Risk-Adjusted Performance

0 of 100

 
Weak
 
Strong
Very Weak
Over the last 90 days Inspirato has generated negative risk-adjusted returns adding no value to investors with long positions. In spite of latest weak performance, the Stock's basic indicators remain healthy and the recent disarray on Wall Street may also be a sign of long period gains for the firm investors.

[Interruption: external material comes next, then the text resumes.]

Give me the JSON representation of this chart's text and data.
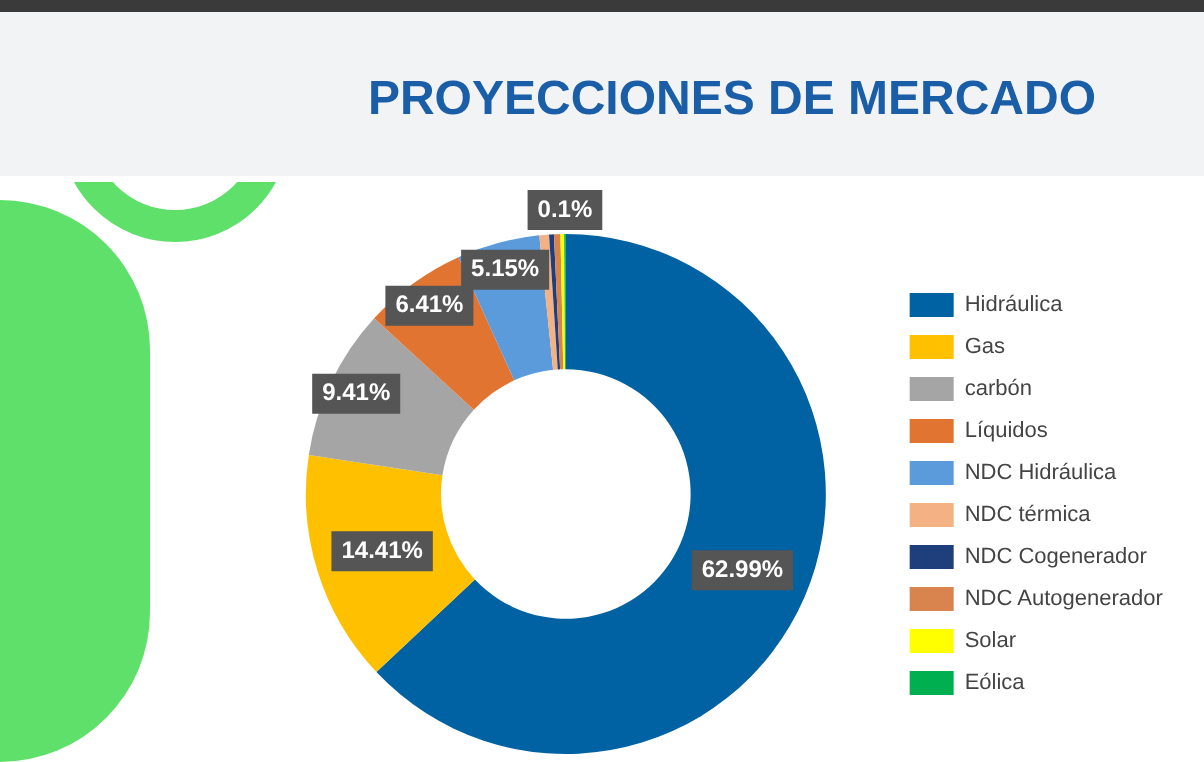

New Momentum and Inspirato Volatility Contrast

   Predicted Return Density   
       Returns  

Pair Trading with New Momentum and Inspirato

The main advantage of trading using opposite New Momentum and Inspirato positions is that it hedges away some unsystematic risk. Because of two separate transactions, even if New Momentum position performs unexpectedly, Inspirato can make up some of the losses. Pair trading also minimizes risk from directional movements in the market. For example, if an entire industry or sector drops because of unexpected headlines, the short position in Inspirato will offset losses from the drop in Inspirato's long position.
The idea behind New Momentum and Inspirato pairs trading is to make the combined position market-neutral, meaning the overall market's direction will not affect its win or loss (or potential downside or upside). This can be achieved by designing a pairs trade with two highly correlated stocks or equities that operate in a similar space or sector, making it possible to obtain profits through simple and relatively low-risk investment.
Check out your portfolio center.
Note that this page's information should be used as a complementary analysis to find the right mix of equity instruments to add to your existing portfolios or create a brand new portfolio. You can also try the Sectors module to list of equity sectors categorizing publicly traded companies based on their primary business activities.